Here’s her description: “This view is used to look at the tracking position of the patella (kneecap). Notice how there is lateral tilting of the patella and narrowing of the space between the patella and femur [arrow]. This is indicative of cartilage loss in that part of the knee.”

OK, to simplify it even more, here’s what her surgeon – Dr. Dugas, a managing partner at Andrews Sports Medicine in Birmingham, Ala. (yes, that Dr. James Andrews) – says:

“Working with athletes is a challenge in some ways, a blessing in others. Stephania is like every other athlete who wants to keep doing their activity but their body, as a result of wear and tear over time, is no longer cooperating. We’re not going to make her knee ‘normal’ through this process, but we are going to return her back to her normal function.”

Bell’s “wear and tear” is pretty impressive.

“I’ve been a runner as long as can remember (Junior Olympics in the 400 and 4×400 relay), but an ankle injury/surgery changed that and influenced my decision to go into PT [physical therapy],” she said. “Ballet, gymnastics, running, squash as a kid, and a recreational athlete as an adult – running, Pilates, weights and martial arts.
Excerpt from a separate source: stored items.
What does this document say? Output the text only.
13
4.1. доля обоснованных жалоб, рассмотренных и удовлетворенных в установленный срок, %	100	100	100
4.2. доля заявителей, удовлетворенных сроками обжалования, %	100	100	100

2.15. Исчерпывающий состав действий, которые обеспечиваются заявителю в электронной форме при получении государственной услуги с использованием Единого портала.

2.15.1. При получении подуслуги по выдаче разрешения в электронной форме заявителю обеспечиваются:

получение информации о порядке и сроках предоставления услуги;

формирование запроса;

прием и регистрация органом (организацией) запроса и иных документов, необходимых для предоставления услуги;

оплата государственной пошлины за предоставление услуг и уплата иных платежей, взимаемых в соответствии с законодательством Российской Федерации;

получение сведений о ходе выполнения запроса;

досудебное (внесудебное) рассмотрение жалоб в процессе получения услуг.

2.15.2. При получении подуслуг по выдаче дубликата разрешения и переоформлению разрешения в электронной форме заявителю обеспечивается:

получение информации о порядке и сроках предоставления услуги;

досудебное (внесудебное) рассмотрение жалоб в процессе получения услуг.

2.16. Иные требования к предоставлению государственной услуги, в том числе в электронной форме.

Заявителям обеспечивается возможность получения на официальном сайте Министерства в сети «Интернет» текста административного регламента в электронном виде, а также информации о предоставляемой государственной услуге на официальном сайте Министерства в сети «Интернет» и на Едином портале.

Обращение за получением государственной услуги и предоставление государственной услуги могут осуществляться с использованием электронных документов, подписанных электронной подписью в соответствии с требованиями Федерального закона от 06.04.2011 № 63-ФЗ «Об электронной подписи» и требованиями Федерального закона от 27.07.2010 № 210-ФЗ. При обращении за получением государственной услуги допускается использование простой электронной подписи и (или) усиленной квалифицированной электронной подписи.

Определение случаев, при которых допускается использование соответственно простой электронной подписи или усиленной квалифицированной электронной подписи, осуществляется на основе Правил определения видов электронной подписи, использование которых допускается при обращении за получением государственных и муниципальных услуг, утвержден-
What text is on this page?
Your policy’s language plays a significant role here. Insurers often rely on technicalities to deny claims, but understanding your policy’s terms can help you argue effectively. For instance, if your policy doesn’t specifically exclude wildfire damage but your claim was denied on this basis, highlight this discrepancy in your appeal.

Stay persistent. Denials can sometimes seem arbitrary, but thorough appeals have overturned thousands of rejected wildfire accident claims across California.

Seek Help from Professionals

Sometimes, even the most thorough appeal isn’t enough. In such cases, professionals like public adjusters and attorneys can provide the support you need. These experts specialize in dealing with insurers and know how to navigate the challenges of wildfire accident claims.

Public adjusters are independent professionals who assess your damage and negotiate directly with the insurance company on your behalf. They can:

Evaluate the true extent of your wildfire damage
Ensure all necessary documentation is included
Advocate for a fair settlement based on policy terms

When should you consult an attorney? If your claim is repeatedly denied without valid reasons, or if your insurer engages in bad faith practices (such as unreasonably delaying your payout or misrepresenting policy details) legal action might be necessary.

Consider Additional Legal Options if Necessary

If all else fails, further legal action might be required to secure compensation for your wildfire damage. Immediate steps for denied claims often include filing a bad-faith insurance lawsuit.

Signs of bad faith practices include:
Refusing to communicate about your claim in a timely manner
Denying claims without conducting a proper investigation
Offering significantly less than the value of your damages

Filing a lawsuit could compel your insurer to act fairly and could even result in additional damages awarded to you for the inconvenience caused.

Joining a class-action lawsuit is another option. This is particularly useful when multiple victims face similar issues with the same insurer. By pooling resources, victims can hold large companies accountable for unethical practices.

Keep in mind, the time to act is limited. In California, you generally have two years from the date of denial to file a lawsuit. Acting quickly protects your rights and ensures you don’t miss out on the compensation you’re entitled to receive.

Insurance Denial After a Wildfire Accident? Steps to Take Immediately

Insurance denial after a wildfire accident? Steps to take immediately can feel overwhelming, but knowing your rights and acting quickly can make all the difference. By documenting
Ballet was actually one of my more serious endeavors — 20 years of classical training, tested by London’s Royal Academy of Dance Examiners, and at one point considered dancing professionally but knew I wasn’t tall enough (5 feet, 4 inches) to really be elite.”

She says being an injured TV injury analyst is no big deal to her surgery and PT teams in Alabama – her relationship there goes back to her grad school days when she conducted clinical research for her master’s thesis (Princeton undergrad, the University of Miami for her Masters in Physical Therapy) at their facility.

“They don’t treat me any differently, and that includes lecturing me if they I’m overdoing it and not being patient enough,” she said. “They see numerous professional athletes and celebrities, so in the scheme of things I am not particularly impressive. Elite athletes work alongside recreational athletes which is one of the things I love about the clinic.”

While not treated any differently in Alabama, Stephania’s noticed in Bristol.

“Walking around the ESPN campus on crutches draws routine jokes about the ‘injury analyst’ being injured,” she said. “I respond by pointing out that I am willing to go the extra mile to do my research as to what it’s like for the real athletes.”